Friday, February 15, 2013

Snakes I Know


            The Chinese Year of the Snake began last Sunday. I'm hoping for 365 days of good things, because, God knows, the last 365 were pretty pathetic. I am a snake, my son is a snake, and my partner is a snake. My life is a veritable snake pit. The snake is an auspicious sign, however. It is also called the "little dragon" in Chinese (小龍--xiao long). There's a Chinese writer called Qiu Xiao-Long who wrote a series of terrific detective novels about an Inspector Chen. And guess what? He was born in 1953. He's a fellow snake. The  Dragon is perhaps the most auspicious sign in the Chinese zodiac, depending upon what characteristics you value, so a little dragon can be a very good thing, too. There is no association between the snake and sin, or a fall from grace in Chinese culture, though on the festival of Double Five (or the Dragon Boat Festival), it is one of the five potentially dangerous creatures that must be driven away. And, let's face it, snakes can be dangerous: 11% of their species are venomous, the Belcher's Sea Snake venom being the most poisonous--one squirt sufficient to kill a thousand people. Of course, this leaves 89% of the species relatively harmless, about the same ratio as for human beings. As it happens, those of us born in 1953 are water snakes. My son Dan, 1977, is a fire snake, my partner, 1965, is a wood snake. I'm also a Scorpio snake (the worst kind), but Dan is a Taurus snake (pretty good), and Maria~Elena is a Libra snake (the very best kind).
            All of this is meaningless, of course, unless you ascribe meaning to it, reflect upon it, apply it's insights to your life. I personally ascribe no objective truth to it, but one can still gain insight by looking into it. If you've ever had your astrological chart done, for instance, it can be a pretty astonishing experience, though I ascribe no objective truth to that either. Living in Santa Fe, this puts me solidly in the minority. Everything is true here, and sometimes I wish it really was. Several weeks ago, at Trader Joe's, a psychic put her hand on my arm and said "February 18th! You will get a book contract on February 18th." I didn't ask for this information, I'd merely told her, as I scanned her purchases, that I was a starving writer working part-time at Santa Fe's grocery of choice. This makes for great fun, as Santa Fe is surely one of the best places in the country to work check-out, especially at Trader Joe's, where most people expect you to make some pleasant conversation with them, and a good many of them are from another dimension.

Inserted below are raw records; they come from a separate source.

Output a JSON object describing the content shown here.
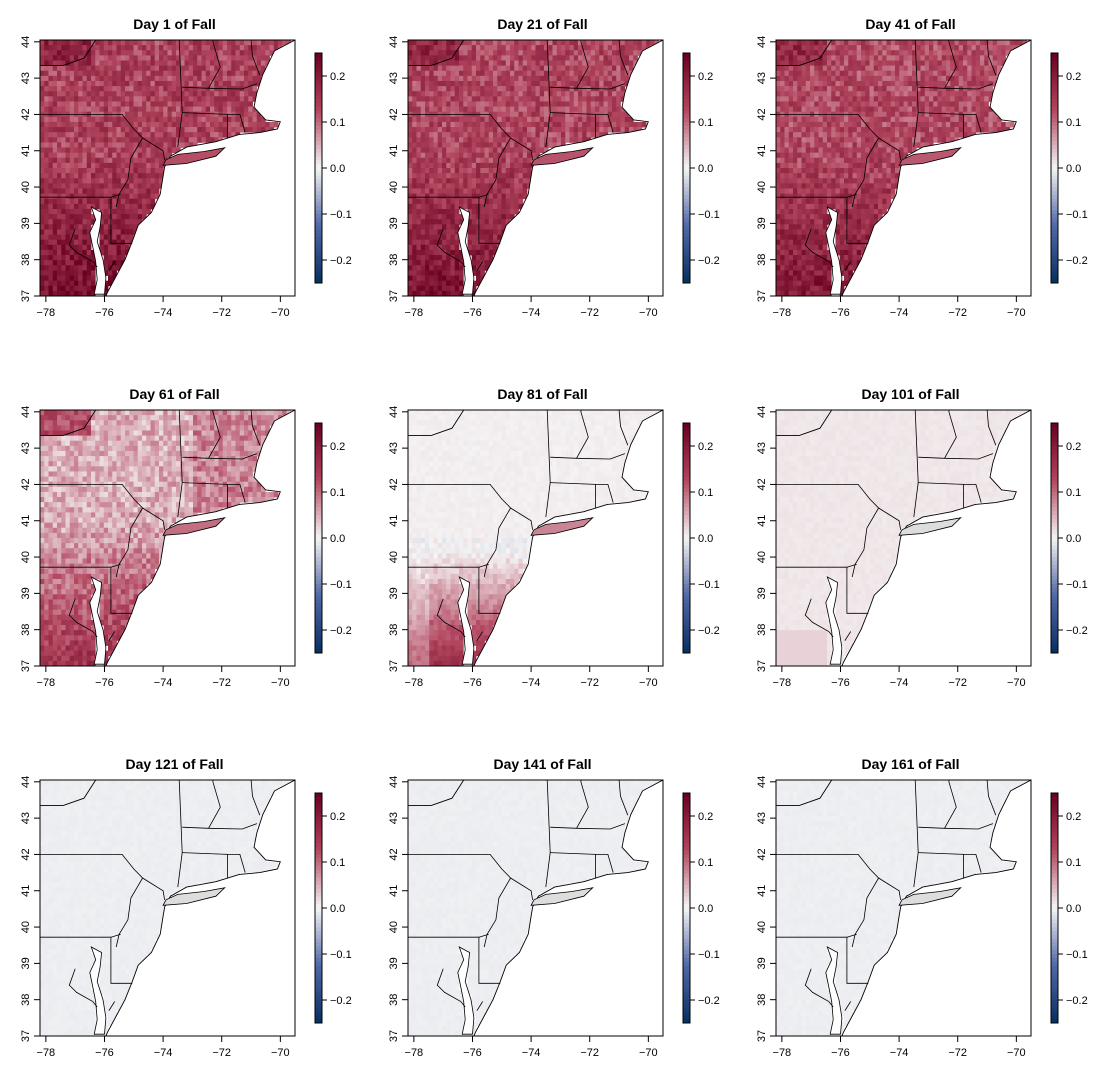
{
  "figure": {
    "legend_placement": "right of each panel"
  },
  "colors": {
    "high": "#67001F",
    "mid_high": "#B2465F",
    "zero": "#F5F5F5",
    "mid_low": "#5168A8",
    "low": "#053061",
    "ocean": "#FFFFFF",
    "border": "#000000"
  },
  "chart_data": [
    {
      "type": "heatmap",
      "title": "Day 1 of Fall",
      "intensity": 0.6,
      "pattern": "full",
      "xlim": [
        -78.2,
        -69.5
      ],
      "ylim": [
        37,
        44
      ],
      "xticks": [
        "−78",
        "−76",
        "−74",
        "−72",
        "−70"
      ],
      "yticks": [
        "37",
        "38",
        "39",
        "40",
        "41",
        "42",
        "43",
        "44"
      ],
      "colorbar": {
        "min": -0.25,
        "max": 0.25,
        "ticks": [
          "0.2",
          "0.1",
          "0.0",
          "−0.1",
          "−0.2"
        ]
      }
    },
    {
      "type": "heatmap",
      "title": "Day 21 of Fall",
      "intensity": 0.58,
      "pattern": "full",
      "xlim": [
        -78.2,
        -69.5
      ],
      "ylim": [
        37,
        44
      ],
      "xticks": [
        "−78",
        "−76",
        "−74",
        "−72",
        "−70"
      ],
      "yticks": [
        "37",
        "38",
        "39",
        "40",
        "41",
        "42",
        "43",
        "44"
      ],
      "colorbar": {
        "min": -0.25,
        "max": 0.25,
        "ticks": [
          "0.2",
          "0.1",
          "0.0",
          "−0.1",
          "−0.2"
        ]
      }
    },
    {
      "type": "heatmap",
      "title": "Day 41 of Fall",
      "intensity": 0.56,
      "pattern": "full",
      "xlim": [
        -78.2,
        -69.5
      ],
      "ylim": [
        37,
        44
      ],
      "xticks": [
        "−78",
        "−76",
        "−74",
        "−72",
        "−70"
      ],
      "yticks": [
        "37",
        "38",
        "39",
        "40",
        "41",
        "42",
        "43",
        "44"
      ],
      "colorbar": {
        "min": -0.25,
        "max": 0.25,
        "ticks": [
          "0.2",
          "0.1",
          "0.0",
          "−0.1",
          "−0.2"
        ]
      }
    },
    {
      "type": "heatmap",
      "title": "Day 61 of Fall",
      "intensity": 0.48,
      "pattern": "south",
      "xlim": [
        -78.2,
        -69.5
      ],
      "ylim": [
        37,
        44
      ],
      "xticks": [
        "−78",
        "−76",
        "−74",
        "−72",
        "−70"
      ],
      "yticks": [
        "37",
        "38",
        "39",
        "40",
        "41",
        "42",
        "43",
        "44"
      ],
      "colorbar": {
        "min": -0.25,
        "max": 0.25,
        "ticks": [
          "0.2",
          "0.1",
          "0.0",
          "−0.1",
          "−0.2"
        ]
      }
    },
    {
      "type": "heatmap",
      "title": "Day 81 of Fall",
      "intensity": 0.4,
      "pattern": "southeast",
      "xlim": [
        -78.2,
        -69.5
      ],
      "ylim": [
        37,
        44
      ],
      "xticks": [
        "−78",
        "−76",
        "−74",
        "−72",
        "−70"
      ],
      "yticks": [
        "37",
        "38",
        "39",
        "40",
        "41",
        "42",
        "43",
        "44"
      ],
      "colorbar": {
        "min": -0.25,
        "max": 0.25,
        "ticks": [
          "0.2",
          "0.1",
          "0.0",
          "−0.1",
          "−0.2"
        ]
      }
    },
    {
      "type": "heatmap",
      "title": "Day 101 of Fall",
      "intensity": 0.05,
      "pattern": "neutral",
      "xlim": [
        -78.2,
        -69.5
      ],
      "ylim": [
        37,
        44
      ],
      "xticks": [
        "−78",
        "−76",
        "−74",
        "−72",
        "−70"
      ],
      "yticks": [
        "37",
        "38",
        "39",
        "40",
        "41",
        "42",
        "43",
        "44"
      ],
      "colorbar": {
        "min": -0.25,
        "max": 0.25,
        "ticks": [
          "0.2",
          "0.1",
          "0.0",
          "−0.1",
          "−0.2"
        ]
      }
    },
    {
      "type": "heatmap",
      "title": "Day 121 of Fall",
      "intensity": -0.03,
      "pattern": "neutral",
      "xlim": [
        -78.2,
        -69.5
      ],
      "ylim": [
        37,
        44
      ],
      "xticks": [
        "−78",
        "−76",
        "−74",
        "−72",
        "−70"
      ],
      "yticks": [
        "37",
        "38",
        "39",
        "40",
        "41",
        "42",
        "43",
        "44"
      ],
      "colorbar": {
        "min": -0.25,
        "max": 0.25,
        "ticks": [
          "0.2",
          "0.1",
          "0.0",
          "−0.1",
          "−0.2"
        ]
      }
    },
    {
      "type": "heatmap",
      "title": "Day 141 of Fall",
      "intensity": -0.03,
      "pattern": "neutral",
      "xlim": [
        -78.2,
        -69.5
      ],
      "ylim": [
        37,
        44
      ],
      "xticks": [
        "−78",
        "−76",
        "−74",
        "−72",
        "−70"
      ],
      "yticks": [
        "37",
        "38",
        "39",
        "40",
        "41",
        "42",
        "43",
        "44"
      ],
      "colorbar": {
        "min": -0.25,
        "max": 0.25,
        "ticks": [
          "0.2",
          "0.1",
          "0.0",
          "−0.1",
          "−0.2"
        ]
      }
    },
    {
      "type": "heatmap",
      "title": "Day 161 of Fall",
      "intensity": -0.03,
      "pattern": "neutral",
      "xlim": [
        -78.2,
        -69.5
      ],
      "ylim": [
        37,
        44
      ],
      "xticks": [
        "−78",
        "−76",
        "−74",
        "−72",
        "−70"
      ],
      "yticks": [
        "37",
        "38",
        "39",
        "40",
        "41",
        "42",
        "43",
        "44"
      ],
      "colorbar": {
        "min": -0.25,
        "max": 0.25,
        "ticks": [
          "0.2",
          "0.1",
          "0.0",
          "−0.1",
          "−0.2"
        ]
      }
    }
  ]
}
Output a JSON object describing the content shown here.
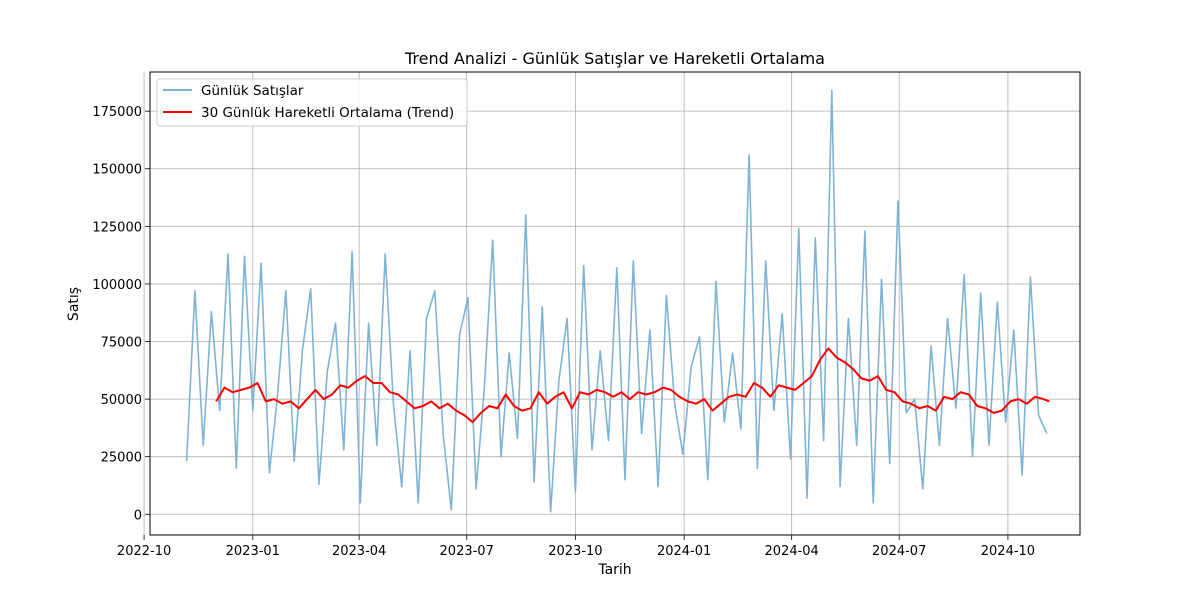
{
  "chart_data": {
    "type": "line",
    "title": "Trend Analizi - Günlük Satışlar ve Hareketli Ortalama",
    "xlabel": "Tarih",
    "ylabel": "Satış",
    "x_range": [
      "2022-11-01",
      "2024-11-05"
    ],
    "xlim": [
      "2022-10-06",
      "2024-12-01"
    ],
    "ylim": [
      -9000,
      192000
    ],
    "x_ticks": [
      "2022-10",
      "2023-01",
      "2023-04",
      "2023-07",
      "2023-10",
      "2024-01",
      "2024-04",
      "2024-07",
      "2024-10"
    ],
    "y_ticks": [
      0,
      25000,
      50000,
      75000,
      100000,
      125000,
      150000,
      175000
    ],
    "grid": true,
    "legend_position": "top-left",
    "series": [
      {
        "name": "Günlük Satışlar",
        "color": "#7fb3d5",
        "note_values": "approximate weekly readings of the daily series",
        "x": [
          "2022-11-06",
          "2022-11-13",
          "2022-11-20",
          "2022-11-27",
          "2022-12-04",
          "2022-12-11",
          "2022-12-18",
          "2022-12-25",
          "2023-01-01",
          "2023-01-08",
          "2023-01-15",
          "2023-01-22",
          "2023-01-29",
          "2023-02-05",
          "2023-02-12",
          "2023-02-19",
          "2023-02-26",
          "2023-03-05",
          "2023-03-12",
          "2023-03-19",
          "2023-03-26",
          "2023-04-02",
          "2023-04-09",
          "2023-04-16",
          "2023-04-23",
          "2023-04-30",
          "2023-05-07",
          "2023-05-14",
          "2023-05-21",
          "2023-05-28",
          "2023-06-04",
          "2023-06-11",
          "2023-06-18",
          "2023-06-25",
          "2023-07-02",
          "2023-07-09",
          "2023-07-16",
          "2023-07-23",
          "2023-07-30",
          "2023-08-06",
          "2023-08-13",
          "2023-08-20",
          "2023-08-27",
          "2023-09-03",
          "2023-09-10",
          "2023-09-17",
          "2023-09-24",
          "2023-10-01",
          "2023-10-08",
          "2023-10-15",
          "2023-10-22",
          "2023-10-29",
          "2023-11-05",
          "2023-11-12",
          "2023-11-19",
          "2023-11-26",
          "2023-12-03",
          "2023-12-10",
          "2023-12-17",
          "2023-12-24",
          "2023-12-31",
          "2024-01-07",
          "2024-01-14",
          "2024-01-21",
          "2024-01-28",
          "2024-02-04",
          "2024-02-11",
          "2024-02-18",
          "2024-02-25",
          "2024-03-03",
          "2024-03-10",
          "2024-03-17",
          "2024-03-24",
          "2024-03-31",
          "2024-04-07",
          "2024-04-14",
          "2024-04-21",
          "2024-04-28",
          "2024-05-05",
          "2024-05-12",
          "2024-05-19",
          "2024-05-26",
          "2024-06-02",
          "2024-06-09",
          "2024-06-16",
          "2024-06-23",
          "2024-06-30",
          "2024-07-07",
          "2024-07-14",
          "2024-07-21",
          "2024-07-28",
          "2024-08-04",
          "2024-08-11",
          "2024-08-18",
          "2024-08-25",
          "2024-09-01",
          "2024-09-08",
          "2024-09-15",
          "2024-09-22",
          "2024-09-29",
          "2024-10-06",
          "2024-10-13",
          "2024-10-20",
          "2024-10-27",
          "2024-11-03"
        ],
        "y": [
          23000,
          97000,
          30000,
          88000,
          45000,
          113000,
          20000,
          112000,
          45000,
          109000,
          18000,
          52000,
          97000,
          23000,
          71000,
          98000,
          13000,
          62000,
          83000,
          28000,
          114000,
          5000,
          83000,
          30000,
          113000,
          48000,
          12000,
          71000,
          5000,
          85000,
          97000,
          35000,
          2000,
          78000,
          94000,
          11000,
          55000,
          119000,
          25000,
          70000,
          33000,
          130000,
          14000,
          90000,
          1000,
          58000,
          85000,
          10000,
          108000,
          28000,
          71000,
          32000,
          107000,
          15000,
          110000,
          35000,
          80000,
          12000,
          95000,
          48000,
          26000,
          64000,
          77000,
          15000,
          101000,
          40000,
          70000,
          37000,
          156000,
          20000,
          110000,
          45000,
          87000,
          24000,
          124000,
          7000,
          120000,
          32000,
          184000,
          12000,
          85000,
          30000,
          123000,
          5000,
          102000,
          22000,
          136000,
          44000,
          50000,
          11000,
          73000,
          30000,
          85000,
          46000,
          104000,
          25000,
          96000,
          30000,
          92000,
          40000,
          80000,
          17000,
          103000,
          43000,
          35000
        ]
      },
      {
        "name": "30 Günlük Hareketli Ortalama (Trend)",
        "color": "#ff0000",
        "note_values": "approximate readings",
        "x": [
          "2022-12-01",
          "2022-12-08",
          "2022-12-15",
          "2022-12-22",
          "2022-12-29",
          "2023-01-05",
          "2023-01-12",
          "2023-01-19",
          "2023-01-26",
          "2023-02-02",
          "2023-02-09",
          "2023-02-16",
          "2023-02-23",
          "2023-03-02",
          "2023-03-09",
          "2023-03-16",
          "2023-03-23",
          "2023-03-30",
          "2023-04-06",
          "2023-04-13",
          "2023-04-20",
          "2023-04-27",
          "2023-05-04",
          "2023-05-11",
          "2023-05-18",
          "2023-05-25",
          "2023-06-01",
          "2023-06-08",
          "2023-06-15",
          "2023-06-22",
          "2023-06-29",
          "2023-07-06",
          "2023-07-13",
          "2023-07-20",
          "2023-07-27",
          "2023-08-03",
          "2023-08-10",
          "2023-08-17",
          "2023-08-24",
          "2023-08-31",
          "2023-09-07",
          "2023-09-14",
          "2023-09-21",
          "2023-09-28",
          "2023-10-05",
          "2023-10-12",
          "2023-10-19",
          "2023-10-26",
          "2023-11-02",
          "2023-11-09",
          "2023-11-16",
          "2023-11-23",
          "2023-11-30",
          "2023-12-07",
          "2023-12-14",
          "2023-12-21",
          "2023-12-28",
          "2024-01-04",
          "2024-01-11",
          "2024-01-18",
          "2024-01-25",
          "2024-02-01",
          "2024-02-08",
          "2024-02-15",
          "2024-02-22",
          "2024-02-29",
          "2024-03-07",
          "2024-03-14",
          "2024-03-21",
          "2024-03-28",
          "2024-04-04",
          "2024-04-11",
          "2024-04-18",
          "2024-04-25",
          "2024-05-02",
          "2024-05-09",
          "2024-05-16",
          "2024-05-23",
          "2024-05-30",
          "2024-06-06",
          "2024-06-13",
          "2024-06-20",
          "2024-06-27",
          "2024-07-04",
          "2024-07-11",
          "2024-07-18",
          "2024-07-25",
          "2024-08-01",
          "2024-08-08",
          "2024-08-15",
          "2024-08-22",
          "2024-08-29",
          "2024-09-05",
          "2024-09-12",
          "2024-09-19",
          "2024-09-26",
          "2024-10-03",
          "2024-10-10",
          "2024-10-17",
          "2024-10-24",
          "2024-10-31",
          "2024-11-05"
        ],
        "y": [
          49000,
          55000,
          53000,
          54000,
          55000,
          57000,
          49000,
          50000,
          48000,
          49000,
          46000,
          50000,
          54000,
          50000,
          52000,
          56000,
          55000,
          58000,
          60000,
          57000,
          57000,
          53000,
          52000,
          49000,
          46000,
          47000,
          49000,
          46000,
          48000,
          45000,
          43000,
          40000,
          44000,
          47000,
          46000,
          52000,
          47000,
          45000,
          46000,
          53000,
          48000,
          51000,
          53000,
          46000,
          53000,
          52000,
          54000,
          53000,
          51000,
          53000,
          50000,
          53000,
          52000,
          53000,
          55000,
          54000,
          51000,
          49000,
          48000,
          50000,
          45000,
          48000,
          51000,
          52000,
          51000,
          57000,
          55000,
          51000,
          56000,
          55000,
          54000,
          57000,
          60000,
          67000,
          72000,
          68000,
          66000,
          63000,
          59000,
          58000,
          60000,
          54000,
          53000,
          49000,
          48000,
          46000,
          47000,
          45000,
          51000,
          50000,
          53000,
          52000,
          47000,
          46000,
          44000,
          45000,
          49000,
          50000,
          48000,
          51000,
          50000,
          49000
        ]
      }
    ]
  }
}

            One evening at work, old Tom Jones songs were being played over the sound system (What's New Pussycat!?). I told the woman whose groceries I was tallying that I'd forgotten how much I liked those goofy songs--that it took me way back to the time I'd seen him in Las Vegas, as a child, and had thrown my underwear onto the stage. She didn't laugh, she just grinned and said, "That's funny. That's really funny," as if she didn't expect to be hit with a stupid joke checking out that night. "You're a Scorpio, aren't you!" she enthused. Pretty good guess. She only had a one-in-twelve chance of getting that right. "And a water snake, I'll bet." . . . well, she could have guessed my age on that one. Then she said, and if I'm lyin' I'm dyin' (recall that human beings are both flawed and mortal), "Something tells me that February 18th is going to be a very special day for you." Now this was truly remarkable, unless these aliens were in collusion and setting me up for some kind of clever Santa Fe prank.
           If there is one thing we snake Scorpios are not, it is credulous. I only know I'm driving up to Denver on February 18, then crashing at my sister's place. I will have with me the traditional case of Two Buck Chuck Cabernet (now two-fifty in Cali, and still three bucks here) to restock her wine rack. Then I will drink most of it and insist upon reimbursement. Frankly, I don't give a shit what happens beyond that on February 18. I'm not expecting a book contract. But I have very fond hopes and prayers for February 19. In fact, I don't need 365 good days in this Year of the Snake (in fact, it's the year of the Water Snake, the Chinese zodiac being on a 60 year cycle), I'll trade them all for only one.